Steven Dietz is an American playwright whose work is largely performed regionally, i.e. outside of New York City. Born and raised in Denver, Colorado, Dietz graduated in 1980 with a Theater degree from the University of Northern Colorado. He is the recipient of the PEN U.S.A. Award in Drama (for Lonely Planet); the Kennedy Center Fund for New American Plays Award (Fiction and Still Life With Iris); and the Lila Wallace/Reader's Digest Award (The Rememberer). Halcyon Days is one of his other successful plays. Many of his plays are very political. He lives in Seattle.
the first play for my play book club! i really enjoyed this, basically my favorite genre of plays are ones that use magical realism and fantasy to do an extended metaphor. i thought the meaning was really sweet, i’d love to see it performed, and there were some banger lines. i also loved the visual of the still life. great stuff!
oh my god this unlocked some core memories. there was a lot of this I didn't remember but the parts I did gave me goosebumps. also this would be a fun show to do again. someone let me play iris 2.0?
this is the play that coraline is based on-that fact made it more enjoyable, but after all it is a children’s play so it wasn’t my fav, very well done tho
“What our memory leaves unfinished, our heart completes with ache.” -Steven Dietz, Still Life with Iris
I often gauge how I am responding to a work of literature by how compelled I am to turn the pages. While I was a bit sleepy before reading Still Life with Iris, I am completely creatively invigorated after. I read the entire play in one sitting and was completely willing to suspend my disbelief and enter the fictional worlds of Nocturno and Great Island.
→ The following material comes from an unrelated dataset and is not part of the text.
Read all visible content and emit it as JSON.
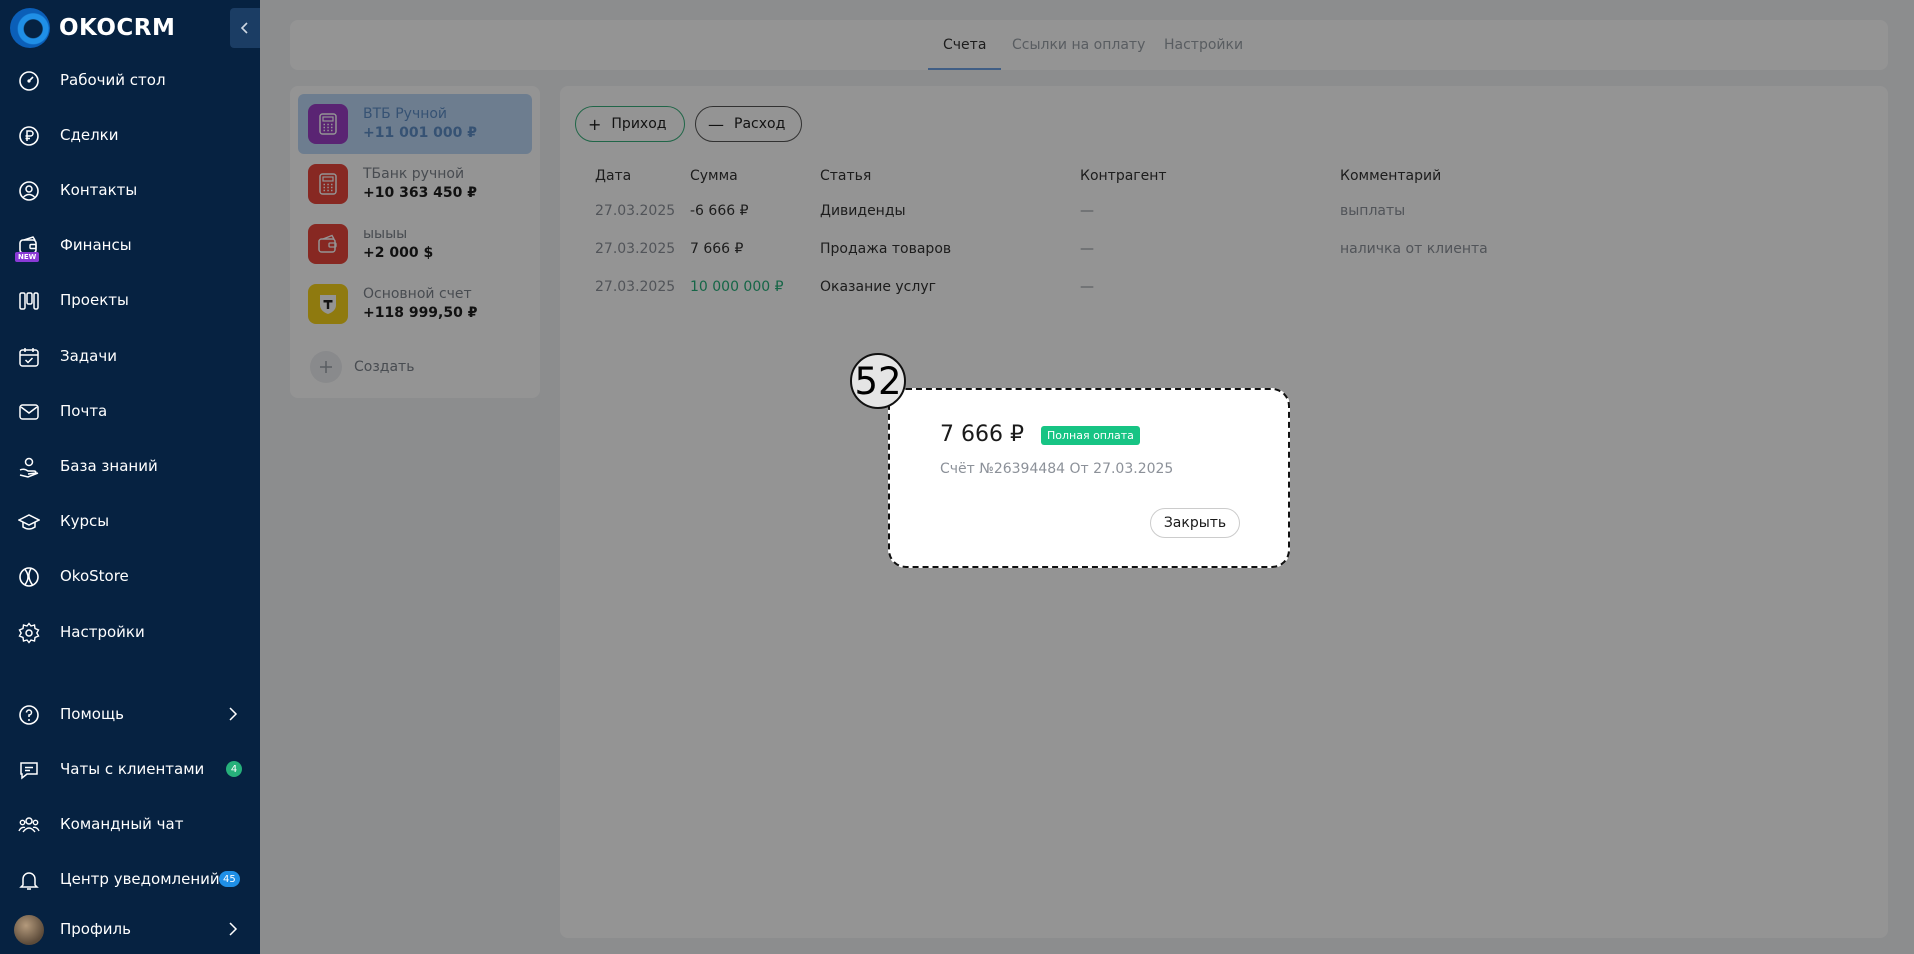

Still Life with Iris is Steven Dietz’s tale of a little girl named Iris and the people she encounters in both her “ordinary” life and in her life of captivity. While her relationship with her mother seems very pleasant; Iris is frustrated that her mother will not tell her why her father left. However, it almost immediately becomes clear that she is reaching the age where her mother is going to have to share the more difficult (and potentially painful details of the circumstances).
For me, perhaps the most compelling element of the play is that there is no dream sequence or “Wizard of Oz” moment at the end of the play where the experiences of the past 75 pages are chalked up to imagination, a dream or a fantasy. While the front of the script promises “adventure/fantasy/drama”, I think that a primary reason adults would enjoy accompanying children to the play is that, while the play is certainly fantastical, each element of fantasy or magical realism is justified and supported throughout the text. Additionally, Dietz uses stunning language and imagery rather than tired didactic moral teaching to express some of his most important issues and themes.
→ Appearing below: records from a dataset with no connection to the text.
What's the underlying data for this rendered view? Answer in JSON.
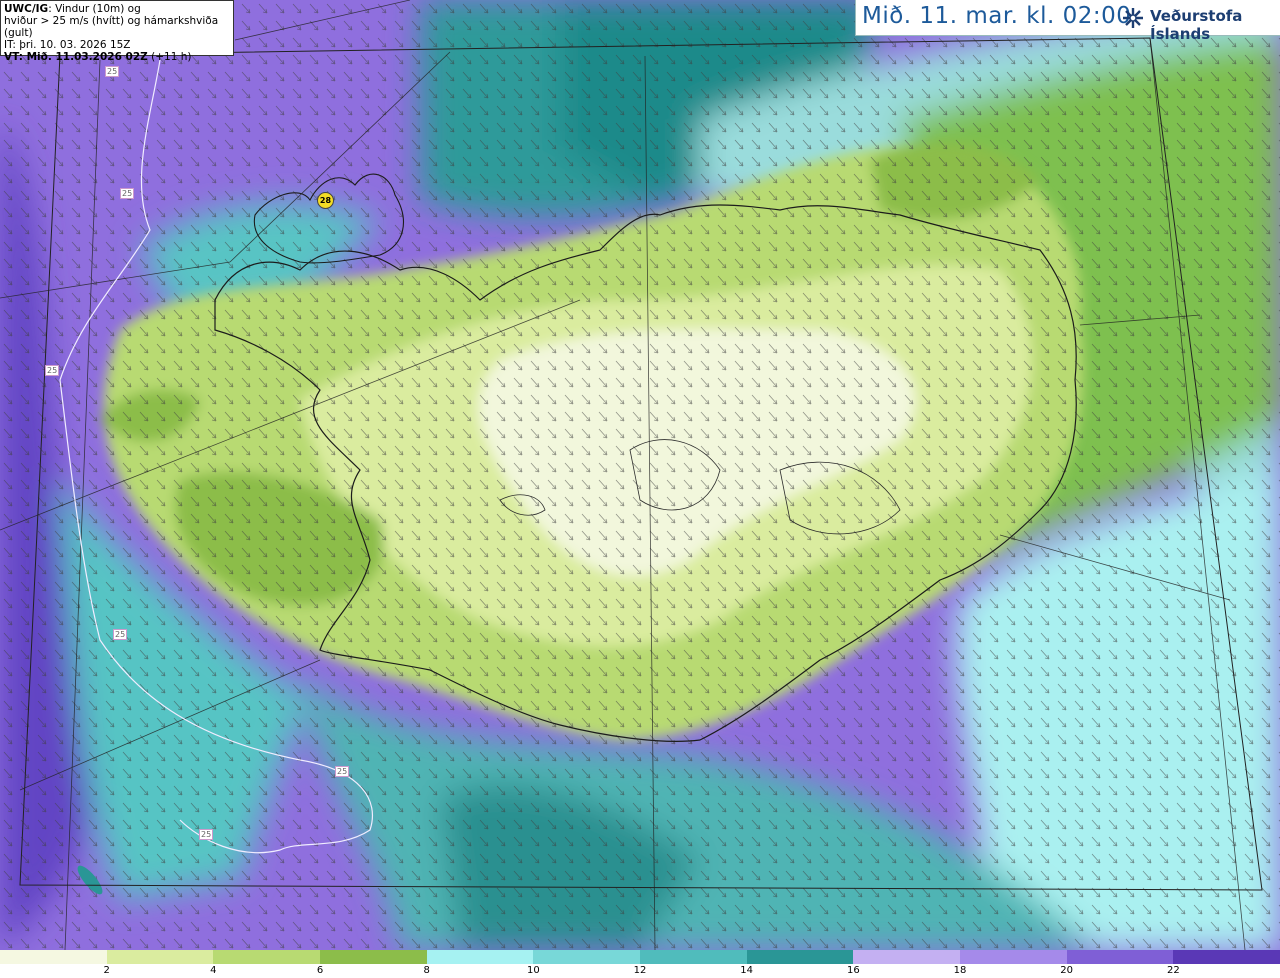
{
  "info": {
    "line1_bold": "UWC/IG",
    "line1_rest": ": Vindur (10m) og",
    "line2": "hviður > 25 m/s (hvítt) og hámarkshviða (gult)",
    "line3": "IT: þri. 10. 03. 2026 15Z",
    "line4_bold": "VT: Mið. 11.03.2026 02Z",
    "line4_rest": " (+11 h)"
  },
  "header": {
    "title": "Mið. 11. mar. kl. 02:00",
    "org": "Veðurstofa Íslands",
    "logo_icon": "vedurstofa-logo-icon"
  },
  "gust_contour_label": "25",
  "max_gust_label": "28",
  "legend": {
    "ticks": [
      "2",
      "4",
      "6",
      "8",
      "10",
      "12",
      "14",
      "16",
      "18",
      "20",
      "22"
    ],
    "colors": [
      "#f5f8e1",
      "#daec9f",
      "#b8da72",
      "#8cbd4a",
      "#a6f2f2",
      "#78d8d8",
      "#50bcbc",
      "#2a9696",
      "#c4b0f2",
      "#a58aea",
      "#7f5fd6",
      "#5a38b6"
    ]
  }
}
“What our memory leave unfinished, our heart completes with ache.”
Despite this being a children’s play, it had a lot of sophisticated themes. A lovely read, and I really enjoyed the fantasy imagery. Also Mozart cameo???
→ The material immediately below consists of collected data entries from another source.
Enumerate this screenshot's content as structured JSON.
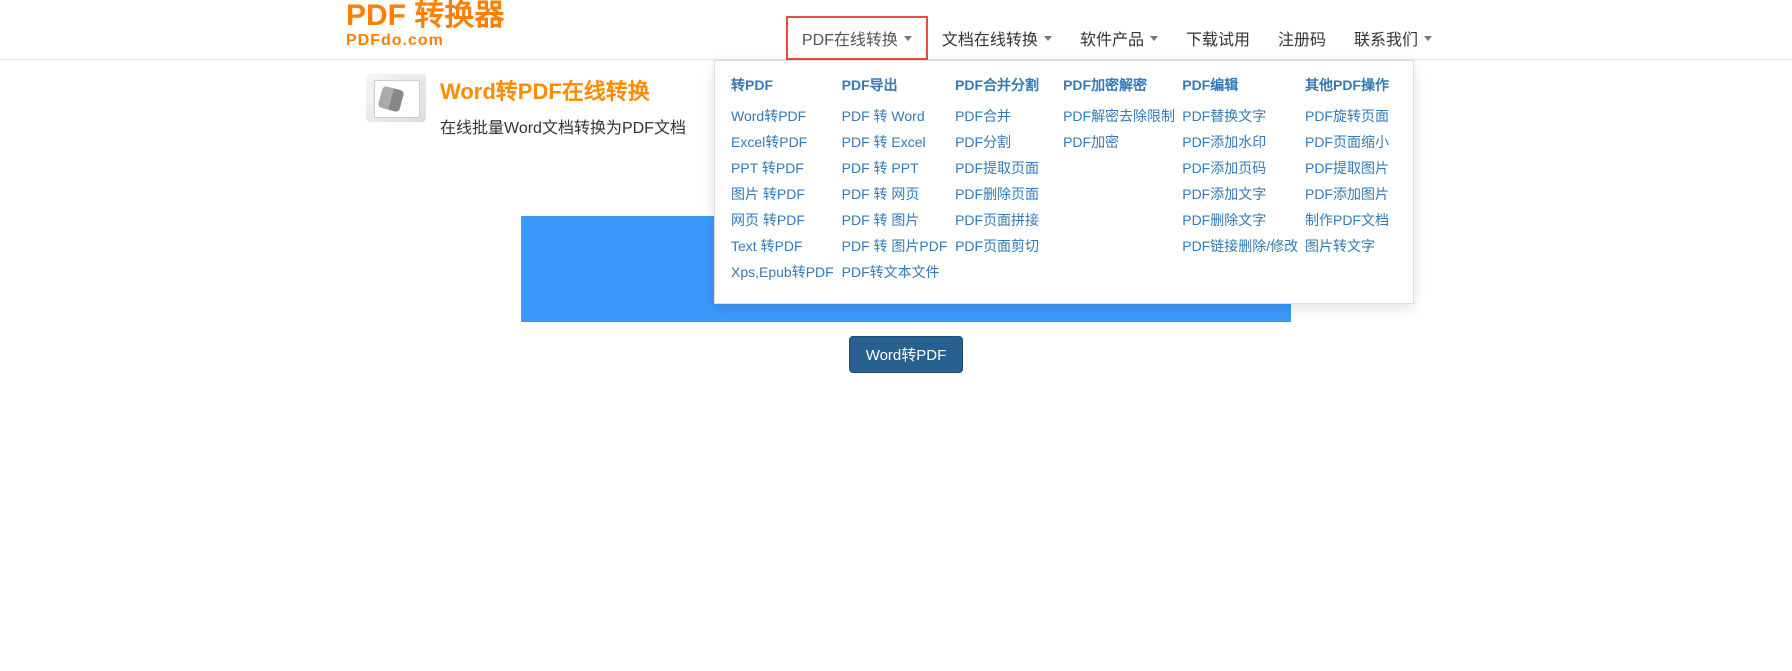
{
  "logo": {
    "title": "PDF 转换器",
    "sub": "PDFdo.com"
  },
  "nav": {
    "pdf_online": "PDF在线转换",
    "doc_online": "文档在线转换",
    "software": "软件产品",
    "download": "下载试用",
    "register": "注册码",
    "contact": "联系我们"
  },
  "dropdown": {
    "cols": [
      {
        "header": "转PDF",
        "items": [
          "Word转PDF",
          "Excel转PDF",
          "PPT 转PDF",
          "图片 转PDF",
          "网页 转PDF",
          "Text 转PDF",
          "Xps,Epub转PDF"
        ]
      },
      {
        "header": "PDF导出",
        "items": [
          "PDF 转 Word",
          "PDF 转 Excel",
          "PDF 转 PPT",
          "PDF 转 网页",
          "PDF 转 图片",
          "PDF 转 图片PDF",
          "PDF转文本文件"
        ]
      },
      {
        "header": "PDF合并分割",
        "items": [
          "PDF合并",
          "PDF分割",
          "PDF提取页面",
          "PDF删除页面",
          "PDF页面拼接",
          "PDF页面剪切"
        ]
      },
      {
        "header": "PDF加密解密",
        "items": [
          "PDF解密去除限制",
          "PDF加密"
        ]
      },
      {
        "header": "PDF编辑",
        "items": [
          "PDF替换文字",
          "PDF添加水印",
          "PDF添加页码",
          "PDF添加文字",
          "PDF删除文字",
          "PDF链接删除/修改"
        ]
      },
      {
        "header": "其他PDF操作",
        "items": [
          "PDF旋转页面",
          "PDF页面缩小",
          "PDF提取图片",
          "PDF添加图片",
          "制作PDF文档",
          "图片转文字"
        ]
      }
    ]
  },
  "page": {
    "title": "Word转PDF在线转换",
    "desc": "在线批量Word文档转换为PDF文档"
  },
  "buttons": {
    "convert": "Word转PDF"
  }
}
I am currently involved in this play at my high school! I am playing Iris and I really love the story. It was originally done as Children's Theatre, so naturally the characters, set, and costumes are very visually pleasing, but the events that take place contain a lot of situational irony and lessons that the adults will pick up on.
This play is a very sweet fairy tale. It has dark elements, and lives wholly in the land of imagination. There is plenty of opportunity for abstract or impressionistic staging and creative fantasy design work.